Get ready to sing "Happy Birthday" to Wendy Woo at her upcoming show at Stargazers Theatre and Event Center. Though the gig is the day after her birthday, she's celebrating big this year.
"I was super excited for 40," Woo says of Jan. 26, 2011. But then she found out she was pregnant, which of course meant no drinking. "So I was all mad at my husband," she says, laughing. 'Oh, OK, no 40th for me.' So this year's gonna kinda be my 40th."
These past few years, she's been celebrating a lot actually. The healthy baby from that pregnancy (a girl, 3 months old now). Two active sons, ages 2 and 4. A not yet two-year-old marriage. And a ninth album, Austerity, a hearty mix of rock 'n roll, country and folk, released last June.

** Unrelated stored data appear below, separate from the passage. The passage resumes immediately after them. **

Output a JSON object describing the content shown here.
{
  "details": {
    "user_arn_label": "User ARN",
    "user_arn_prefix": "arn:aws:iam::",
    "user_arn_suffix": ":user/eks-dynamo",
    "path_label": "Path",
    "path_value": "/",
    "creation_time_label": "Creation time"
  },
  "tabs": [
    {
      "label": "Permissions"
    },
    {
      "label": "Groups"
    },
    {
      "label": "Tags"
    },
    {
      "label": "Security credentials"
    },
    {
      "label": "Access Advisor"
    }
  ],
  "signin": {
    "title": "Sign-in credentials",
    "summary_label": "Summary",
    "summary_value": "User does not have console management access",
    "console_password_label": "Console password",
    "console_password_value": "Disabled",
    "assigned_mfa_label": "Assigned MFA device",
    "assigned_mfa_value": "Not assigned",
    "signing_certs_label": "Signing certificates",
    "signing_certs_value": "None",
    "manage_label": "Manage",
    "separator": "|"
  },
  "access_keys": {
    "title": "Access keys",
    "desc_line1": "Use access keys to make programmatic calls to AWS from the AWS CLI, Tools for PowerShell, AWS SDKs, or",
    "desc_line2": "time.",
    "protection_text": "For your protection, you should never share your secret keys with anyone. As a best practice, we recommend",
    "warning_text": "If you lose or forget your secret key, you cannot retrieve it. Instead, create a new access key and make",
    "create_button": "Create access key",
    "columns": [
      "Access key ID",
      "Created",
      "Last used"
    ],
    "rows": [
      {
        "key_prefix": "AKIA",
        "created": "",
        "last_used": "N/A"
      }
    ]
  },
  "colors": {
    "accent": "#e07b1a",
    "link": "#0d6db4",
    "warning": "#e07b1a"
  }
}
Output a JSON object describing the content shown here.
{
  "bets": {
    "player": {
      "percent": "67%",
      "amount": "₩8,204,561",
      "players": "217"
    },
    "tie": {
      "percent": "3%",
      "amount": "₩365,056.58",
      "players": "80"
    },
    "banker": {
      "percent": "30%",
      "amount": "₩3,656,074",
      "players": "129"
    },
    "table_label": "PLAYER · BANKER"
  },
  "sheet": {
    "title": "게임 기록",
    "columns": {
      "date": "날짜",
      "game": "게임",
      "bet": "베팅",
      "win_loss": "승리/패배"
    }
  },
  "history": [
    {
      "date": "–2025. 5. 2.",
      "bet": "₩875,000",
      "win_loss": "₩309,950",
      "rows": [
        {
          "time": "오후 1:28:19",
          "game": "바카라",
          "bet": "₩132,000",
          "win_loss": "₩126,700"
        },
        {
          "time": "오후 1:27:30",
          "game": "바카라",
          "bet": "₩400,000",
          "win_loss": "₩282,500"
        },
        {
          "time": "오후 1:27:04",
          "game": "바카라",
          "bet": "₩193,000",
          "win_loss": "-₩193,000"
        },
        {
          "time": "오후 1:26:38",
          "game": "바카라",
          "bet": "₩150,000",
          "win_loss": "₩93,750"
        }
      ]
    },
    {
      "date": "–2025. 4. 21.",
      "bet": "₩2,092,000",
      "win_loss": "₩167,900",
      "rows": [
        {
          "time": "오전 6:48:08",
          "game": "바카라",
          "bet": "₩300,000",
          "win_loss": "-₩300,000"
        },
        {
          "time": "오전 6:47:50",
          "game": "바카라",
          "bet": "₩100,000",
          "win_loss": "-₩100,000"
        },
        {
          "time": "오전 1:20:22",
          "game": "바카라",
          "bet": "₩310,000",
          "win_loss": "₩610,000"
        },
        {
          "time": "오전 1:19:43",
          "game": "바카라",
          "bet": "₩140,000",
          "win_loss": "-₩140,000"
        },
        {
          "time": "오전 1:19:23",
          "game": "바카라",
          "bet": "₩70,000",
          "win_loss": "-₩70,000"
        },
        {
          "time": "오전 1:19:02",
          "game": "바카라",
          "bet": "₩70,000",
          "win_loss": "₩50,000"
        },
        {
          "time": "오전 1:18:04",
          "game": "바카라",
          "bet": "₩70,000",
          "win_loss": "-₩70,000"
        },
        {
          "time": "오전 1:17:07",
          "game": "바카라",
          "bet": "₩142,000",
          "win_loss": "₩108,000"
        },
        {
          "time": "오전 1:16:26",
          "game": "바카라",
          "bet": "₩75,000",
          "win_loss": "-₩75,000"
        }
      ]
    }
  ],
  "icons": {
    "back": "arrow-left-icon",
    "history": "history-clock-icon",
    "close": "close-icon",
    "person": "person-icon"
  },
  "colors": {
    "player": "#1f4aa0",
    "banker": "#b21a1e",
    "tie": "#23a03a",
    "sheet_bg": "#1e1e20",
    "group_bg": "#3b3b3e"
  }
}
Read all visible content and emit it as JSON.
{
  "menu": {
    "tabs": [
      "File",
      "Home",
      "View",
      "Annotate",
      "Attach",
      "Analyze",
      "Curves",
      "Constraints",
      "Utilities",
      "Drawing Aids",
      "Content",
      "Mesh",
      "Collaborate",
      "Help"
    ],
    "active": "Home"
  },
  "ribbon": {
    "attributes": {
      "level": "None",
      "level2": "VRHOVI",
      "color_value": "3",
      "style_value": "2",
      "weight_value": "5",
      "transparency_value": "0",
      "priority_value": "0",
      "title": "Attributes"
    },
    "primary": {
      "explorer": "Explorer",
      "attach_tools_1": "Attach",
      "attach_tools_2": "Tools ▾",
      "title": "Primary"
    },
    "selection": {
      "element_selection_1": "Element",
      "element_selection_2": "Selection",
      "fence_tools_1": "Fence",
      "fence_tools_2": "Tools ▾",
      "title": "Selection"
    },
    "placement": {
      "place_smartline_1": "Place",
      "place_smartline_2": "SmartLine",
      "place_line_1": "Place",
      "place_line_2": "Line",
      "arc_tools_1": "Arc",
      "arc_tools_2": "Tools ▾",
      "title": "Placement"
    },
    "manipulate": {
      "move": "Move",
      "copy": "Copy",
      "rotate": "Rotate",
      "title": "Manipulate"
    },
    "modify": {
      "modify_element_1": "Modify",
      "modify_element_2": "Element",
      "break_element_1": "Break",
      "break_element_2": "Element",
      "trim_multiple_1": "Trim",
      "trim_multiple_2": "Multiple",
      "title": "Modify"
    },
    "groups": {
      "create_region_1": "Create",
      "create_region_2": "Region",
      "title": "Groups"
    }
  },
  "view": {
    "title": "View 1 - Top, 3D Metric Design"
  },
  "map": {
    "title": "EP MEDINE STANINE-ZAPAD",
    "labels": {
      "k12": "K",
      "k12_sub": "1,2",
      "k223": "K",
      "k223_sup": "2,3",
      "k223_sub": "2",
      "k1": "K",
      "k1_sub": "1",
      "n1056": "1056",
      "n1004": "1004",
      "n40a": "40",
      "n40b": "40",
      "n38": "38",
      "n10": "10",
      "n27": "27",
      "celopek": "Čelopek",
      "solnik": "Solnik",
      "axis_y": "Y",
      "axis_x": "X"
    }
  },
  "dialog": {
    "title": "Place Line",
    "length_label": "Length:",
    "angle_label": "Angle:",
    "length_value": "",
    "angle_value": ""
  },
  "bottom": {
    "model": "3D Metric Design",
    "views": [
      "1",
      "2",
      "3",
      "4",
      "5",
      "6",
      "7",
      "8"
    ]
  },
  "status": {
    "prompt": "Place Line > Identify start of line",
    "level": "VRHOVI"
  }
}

"The album before Austerity was called Luxury," the Loveland-based musician says. "When we did Luxury we had a big budget. We worked at Colorado Sound, which is state-of-the-art, one of the top Denver studios, did professional photo shoots and all that. And then the recession hit.
"This album that we just did — austerity being the opposite of luxury — we did it in our basements. We did it at home. We mixed and mastered it ourselves. We took the cover photo with a cell phone. People have heard of the word austerity, but they don't always know what it means, and so on the album, there's a definition, meaning economic simplicity."
This type of simplicity reverberates throughout Woo's life. She's cut her performing down by half from about 200 shows a year. She's left most of a traveling lifestyle behind — happy to do shows mostly within driving distance. ("We do better money-wise staying closer to home ... and I don't want to sleep on people's couches anymore," she says with a laugh.) And though Woo says she wrote her first six or seven albums, now she co-writes with her band members — Robin Hoch (vocals/viola/guitar), Chris Maestas (guitar/vocals), Mitch DeZwarte (bass/keyboards), and David Derby (drums) — and draws a lot of inspiration from that process.
"Co-writing was a really nice chance for me to not be so emotionally attached, but be able to take somebody else's words and lyrics and put it to music, which I've kind of learned how to do easily, more easily as I've gotten older."
She's found a similar haven in her recent marriage to Charles Snyder, an engineer for GE.
"My whole life I've dated and been with musicians, and so there's always that kind of competition, you know, to see how you can play. In this relationship I'm in now, instead he's just very supportive and very amazed by the music business, where I'm kind of jaded. But he's breathed new life into it for me."
Of course, she says since they've been writing together he likes to joke about her next album, asking her, "Can you write an album called Songs in the Key of Charles?"
Nope, she says. "I'm coming up on 20 years of doing professional music, so I want to release an acoustic album that's just me and my guitar for the 10th album for the 20th year."